E invece è arrivata una richiesta formale della Commissione pontificia per avere indietro significative risorse. E così tutto rischia di andare a gambe all'aria.
«La cifra è alta e rischia di dare una batosta a musei molto più blasonati, figuriamoci a una cooperativa sociale. No, non può accadere».

L'appello ha raggiunto quasi 40mila adesioni: lei ha firmato?
«Certo. Appena ho saputo ho dato subito la mia adesione. Una cosa che ho fatto con il cuore perché credo come un progetto culturale del genere non può misurarsi e valutarsi solo con cifre economiche».

Ma si stopperà tutto, purtroppo.
«Sarebbe un vero crimine per un progetto che ha cambiato la vita a molte persone e ad un intero quartiere. E capisco la loro protesta».

Pensa che si muoverà anche qualche suo collega di governo?
«Non lo so. Io, però, non mi sono fermata alla petizione e sto scrivendo una lettera alla Santa Sede per chiedere un passo indietro o comunque una ridiscussione di un vecchio accordo con i referenti della cooperativa napoletana. E mi farò promotore anche con i miei colleghi del governo affinché si possa fare qualcosa».

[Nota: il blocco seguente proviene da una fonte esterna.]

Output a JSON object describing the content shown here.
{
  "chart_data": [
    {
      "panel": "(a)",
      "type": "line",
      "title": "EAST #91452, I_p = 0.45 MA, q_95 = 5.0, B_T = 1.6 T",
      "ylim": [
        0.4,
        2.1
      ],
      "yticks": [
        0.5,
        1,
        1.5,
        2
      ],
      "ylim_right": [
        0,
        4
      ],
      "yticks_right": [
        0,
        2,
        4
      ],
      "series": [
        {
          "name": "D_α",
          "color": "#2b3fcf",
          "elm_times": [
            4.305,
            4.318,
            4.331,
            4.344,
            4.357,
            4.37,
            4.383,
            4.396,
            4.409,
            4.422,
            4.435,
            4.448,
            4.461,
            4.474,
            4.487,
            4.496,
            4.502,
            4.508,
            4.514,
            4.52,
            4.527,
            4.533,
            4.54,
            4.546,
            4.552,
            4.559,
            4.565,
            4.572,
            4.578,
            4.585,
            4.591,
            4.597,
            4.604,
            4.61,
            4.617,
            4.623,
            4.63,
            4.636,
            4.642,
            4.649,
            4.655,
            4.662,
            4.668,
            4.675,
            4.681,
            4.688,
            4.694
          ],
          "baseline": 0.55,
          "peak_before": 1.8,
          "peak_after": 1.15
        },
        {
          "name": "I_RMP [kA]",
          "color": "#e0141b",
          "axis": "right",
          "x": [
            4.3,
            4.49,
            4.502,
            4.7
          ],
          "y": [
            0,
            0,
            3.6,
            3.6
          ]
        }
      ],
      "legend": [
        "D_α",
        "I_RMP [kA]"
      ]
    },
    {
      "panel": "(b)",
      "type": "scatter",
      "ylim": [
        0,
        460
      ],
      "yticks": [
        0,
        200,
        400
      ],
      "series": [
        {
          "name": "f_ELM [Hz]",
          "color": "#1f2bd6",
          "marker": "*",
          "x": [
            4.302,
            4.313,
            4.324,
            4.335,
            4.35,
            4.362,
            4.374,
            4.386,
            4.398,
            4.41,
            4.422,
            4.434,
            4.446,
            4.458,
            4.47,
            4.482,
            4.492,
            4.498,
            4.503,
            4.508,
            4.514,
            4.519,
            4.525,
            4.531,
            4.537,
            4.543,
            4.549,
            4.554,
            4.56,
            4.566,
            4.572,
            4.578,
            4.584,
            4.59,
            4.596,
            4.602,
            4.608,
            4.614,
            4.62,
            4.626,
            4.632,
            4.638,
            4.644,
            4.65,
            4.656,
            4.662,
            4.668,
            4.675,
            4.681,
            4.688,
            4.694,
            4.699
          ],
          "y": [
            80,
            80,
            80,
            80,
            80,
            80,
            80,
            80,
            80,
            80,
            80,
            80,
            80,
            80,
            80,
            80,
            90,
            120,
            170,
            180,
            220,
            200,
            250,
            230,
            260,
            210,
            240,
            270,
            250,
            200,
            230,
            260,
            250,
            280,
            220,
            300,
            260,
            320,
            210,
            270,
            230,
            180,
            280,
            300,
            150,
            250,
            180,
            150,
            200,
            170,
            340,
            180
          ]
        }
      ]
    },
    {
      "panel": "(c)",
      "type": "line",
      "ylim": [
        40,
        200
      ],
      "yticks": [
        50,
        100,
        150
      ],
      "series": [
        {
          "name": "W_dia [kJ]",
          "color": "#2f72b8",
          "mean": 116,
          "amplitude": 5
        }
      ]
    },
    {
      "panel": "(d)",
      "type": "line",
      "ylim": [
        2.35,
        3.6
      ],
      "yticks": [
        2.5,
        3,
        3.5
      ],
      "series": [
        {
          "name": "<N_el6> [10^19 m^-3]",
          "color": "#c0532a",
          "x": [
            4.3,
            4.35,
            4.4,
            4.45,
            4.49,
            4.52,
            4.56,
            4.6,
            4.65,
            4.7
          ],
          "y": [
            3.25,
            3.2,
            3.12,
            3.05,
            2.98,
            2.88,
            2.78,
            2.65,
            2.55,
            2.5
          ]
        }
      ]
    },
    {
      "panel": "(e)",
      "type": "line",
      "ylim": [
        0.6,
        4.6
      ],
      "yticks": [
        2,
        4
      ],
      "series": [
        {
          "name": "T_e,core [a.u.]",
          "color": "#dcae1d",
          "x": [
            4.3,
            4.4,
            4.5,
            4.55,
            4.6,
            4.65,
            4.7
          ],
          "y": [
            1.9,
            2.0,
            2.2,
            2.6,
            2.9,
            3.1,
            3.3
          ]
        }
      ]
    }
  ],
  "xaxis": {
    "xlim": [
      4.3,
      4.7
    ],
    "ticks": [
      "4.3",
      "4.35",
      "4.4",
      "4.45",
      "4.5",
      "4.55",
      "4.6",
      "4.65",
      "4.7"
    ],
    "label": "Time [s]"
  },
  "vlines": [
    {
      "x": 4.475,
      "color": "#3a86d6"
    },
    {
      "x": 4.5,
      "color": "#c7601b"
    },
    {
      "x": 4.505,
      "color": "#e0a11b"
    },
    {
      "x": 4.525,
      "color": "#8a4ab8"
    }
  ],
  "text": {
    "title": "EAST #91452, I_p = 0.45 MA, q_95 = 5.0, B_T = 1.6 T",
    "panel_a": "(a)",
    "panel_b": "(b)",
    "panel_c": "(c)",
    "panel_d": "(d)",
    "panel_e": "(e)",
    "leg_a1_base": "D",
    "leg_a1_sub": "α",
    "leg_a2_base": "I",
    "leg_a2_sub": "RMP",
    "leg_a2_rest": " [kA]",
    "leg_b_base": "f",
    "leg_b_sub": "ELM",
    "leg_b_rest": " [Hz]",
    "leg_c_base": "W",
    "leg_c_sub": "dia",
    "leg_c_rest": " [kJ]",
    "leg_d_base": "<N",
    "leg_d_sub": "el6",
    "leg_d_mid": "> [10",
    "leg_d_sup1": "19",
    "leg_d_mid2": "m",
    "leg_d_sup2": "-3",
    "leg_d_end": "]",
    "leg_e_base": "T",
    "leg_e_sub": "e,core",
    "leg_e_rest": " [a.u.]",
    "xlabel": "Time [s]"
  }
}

Una strada in salita se gli accordi firmati prevedono la metà degli introiti come per tutte le Catacombe.
«È vero ma mi appello alla sensibilità di Papa Francesco e della Santa Sede perché alla luce di quello che è stato fatto si rivedano le richieste fatte nei giorni scorsi. Non conosco gli incassi della cooperativa ma credo occorra guardare ad altri risvolti. Si dà lavoro a 40 persone che, in questo modo, si sono viste garantire, dopo magari un passato difficile, un ascensore sociale che altrimenti non avrebbero avuto. No, non si può permettere la chiusura: sarebbe comunque un crimine. E la gestione di Napoli non può essere equiparata a quelle dei siti di Roma».

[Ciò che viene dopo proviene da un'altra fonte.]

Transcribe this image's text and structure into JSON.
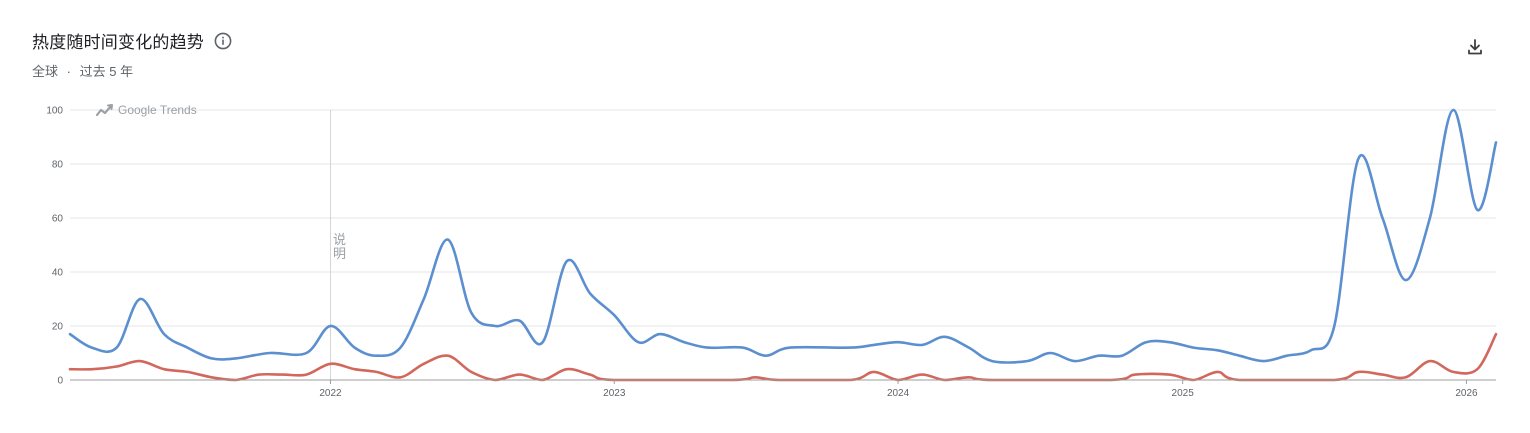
{
  "header": {
    "title": "热度随时间变化的趋势",
    "region": "全球",
    "separator": "·",
    "period": "过去 5 年"
  },
  "icons": {
    "info": "info-icon",
    "download": "download-icon",
    "watermark": "google-trends-logo-icon"
  },
  "watermark_text": "Google Trends",
  "annotation": {
    "label": "说明",
    "at": "2022-01-01"
  },
  "colors": {
    "series1": "#5b8fcf",
    "series2": "#d2675c",
    "grid": "#e6e6e6",
    "axis": "#5f6368"
  },
  "chart_data": {
    "type": "line",
    "xlim": [
      "2021-01-31",
      "2026-02-08"
    ],
    "ylim": [
      0,
      100
    ],
    "yticks": [
      0,
      20,
      40,
      60,
      80,
      100
    ],
    "xticks": [
      {
        "label": "2022",
        "date": "2022-01-01"
      },
      {
        "label": "2023",
        "date": "2023-01-01"
      },
      {
        "label": "2024",
        "date": "2024-01-01"
      },
      {
        "label": "2025",
        "date": "2025-01-01"
      },
      {
        "label": "2026",
        "date": "2026-01-01"
      }
    ],
    "grid": true,
    "series": [
      {
        "points": [
          [
            "2021-01-31",
            17
          ],
          [
            "2021-02-28",
            12
          ],
          [
            "2021-04-01",
            12
          ],
          [
            "2021-05-01",
            30
          ],
          [
            "2021-06-01",
            17
          ],
          [
            "2021-07-01",
            12
          ],
          [
            "2021-08-01",
            8
          ],
          [
            "2021-09-01",
            8
          ],
          [
            "2021-10-15",
            10
          ],
          [
            "2021-12-01",
            10
          ],
          [
            "2022-01-01",
            20
          ],
          [
            "2022-02-01",
            12
          ],
          [
            "2022-03-01",
            9
          ],
          [
            "2022-04-01",
            12
          ],
          [
            "2022-05-01",
            30
          ],
          [
            "2022-06-01",
            52
          ],
          [
            "2022-07-01",
            25
          ],
          [
            "2022-08-01",
            20
          ],
          [
            "2022-09-01",
            22
          ],
          [
            "2022-10-01",
            14
          ],
          [
            "2022-11-01",
            44
          ],
          [
            "2022-12-01",
            32
          ],
          [
            "2023-01-01",
            24
          ],
          [
            "2023-02-01",
            14
          ],
          [
            "2023-03-01",
            17
          ],
          [
            "2023-04-01",
            14
          ],
          [
            "2023-05-01",
            12
          ],
          [
            "2023-06-15",
            12
          ],
          [
            "2023-07-15",
            9
          ],
          [
            "2023-08-15",
            12
          ],
          [
            "2023-11-01",
            12
          ],
          [
            "2023-12-01",
            13
          ],
          [
            "2024-01-01",
            14
          ],
          [
            "2024-02-01",
            13
          ],
          [
            "2024-03-01",
            16
          ],
          [
            "2024-04-01",
            12
          ],
          [
            "2024-05-01",
            7
          ],
          [
            "2024-06-15",
            7
          ],
          [
            "2024-07-15",
            10
          ],
          [
            "2024-08-15",
            7
          ],
          [
            "2024-09-15",
            9
          ],
          [
            "2024-10-15",
            9
          ],
          [
            "2024-11-15",
            14
          ],
          [
            "2024-12-15",
            14
          ],
          [
            "2025-01-15",
            12
          ],
          [
            "2025-02-15",
            11
          ],
          [
            "2025-03-15",
            9
          ],
          [
            "2025-04-15",
            7
          ],
          [
            "2025-05-15",
            9
          ],
          [
            "2025-06-15",
            11
          ],
          [
            "2025-07-15",
            20
          ],
          [
            "2025-08-15",
            82
          ],
          [
            "2025-09-15",
            60
          ],
          [
            "2025-10-15",
            37
          ],
          [
            "2025-11-15",
            60
          ],
          [
            "2025-12-15",
            100
          ],
          [
            "2026-01-15",
            63
          ],
          [
            "2026-02-08",
            88
          ]
        ]
      },
      {
        "points": [
          [
            "2021-01-31",
            4
          ],
          [
            "2021-03-01",
            4
          ],
          [
            "2021-04-01",
            5
          ],
          [
            "2021-05-01",
            7
          ],
          [
            "2021-06-01",
            4
          ],
          [
            "2021-07-01",
            3
          ],
          [
            "2021-08-01",
            1
          ],
          [
            "2021-09-01",
            0
          ],
          [
            "2021-10-01",
            2
          ],
          [
            "2021-11-01",
            2
          ],
          [
            "2021-12-01",
            2
          ],
          [
            "2022-01-01",
            6
          ],
          [
            "2022-02-01",
            4
          ],
          [
            "2022-03-01",
            3
          ],
          [
            "2022-04-01",
            1
          ],
          [
            "2022-05-01",
            6
          ],
          [
            "2022-06-01",
            9
          ],
          [
            "2022-07-01",
            3
          ],
          [
            "2022-08-01",
            0
          ],
          [
            "2022-09-01",
            2
          ],
          [
            "2022-10-01",
            0
          ],
          [
            "2022-11-01",
            4
          ],
          [
            "2022-12-01",
            2
          ],
          [
            "2023-01-01",
            0
          ],
          [
            "2023-06-01",
            0
          ],
          [
            "2023-07-01",
            1
          ],
          [
            "2023-08-01",
            0
          ],
          [
            "2023-11-01",
            0
          ],
          [
            "2023-12-01",
            3
          ],
          [
            "2024-01-01",
            0
          ],
          [
            "2024-02-01",
            2
          ],
          [
            "2024-03-01",
            0
          ],
          [
            "2024-04-01",
            1
          ],
          [
            "2024-05-01",
            0
          ],
          [
            "2024-10-01",
            0
          ],
          [
            "2024-11-01",
            2
          ],
          [
            "2024-12-15",
            2
          ],
          [
            "2025-01-15",
            0
          ],
          [
            "2025-02-15",
            3
          ],
          [
            "2025-03-15",
            0
          ],
          [
            "2025-07-15",
            0
          ],
          [
            "2025-08-15",
            3
          ],
          [
            "2025-09-15",
            2
          ],
          [
            "2025-10-15",
            1
          ],
          [
            "2025-11-15",
            7
          ],
          [
            "2025-12-15",
            3
          ],
          [
            "2026-01-15",
            4
          ],
          [
            "2026-02-08",
            17
          ]
        ]
      }
    ]
  }
}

Infatti padre Antonio Loffredo, il parroco della Sanità e ideatore del progetto, è molto amareggiato.
«Immagino. Ho visto con quanta gioia raccontava di questo lavoro che ha cambiato il volto del quartiere. E se gli avevo promesso il mio aiuto prima di questa vicenda, a maggior ragione lo garantirò dopo quello che è accaduto. Ma sono fiduciosa che dalla Santa Sede ci sarà un ripensamento».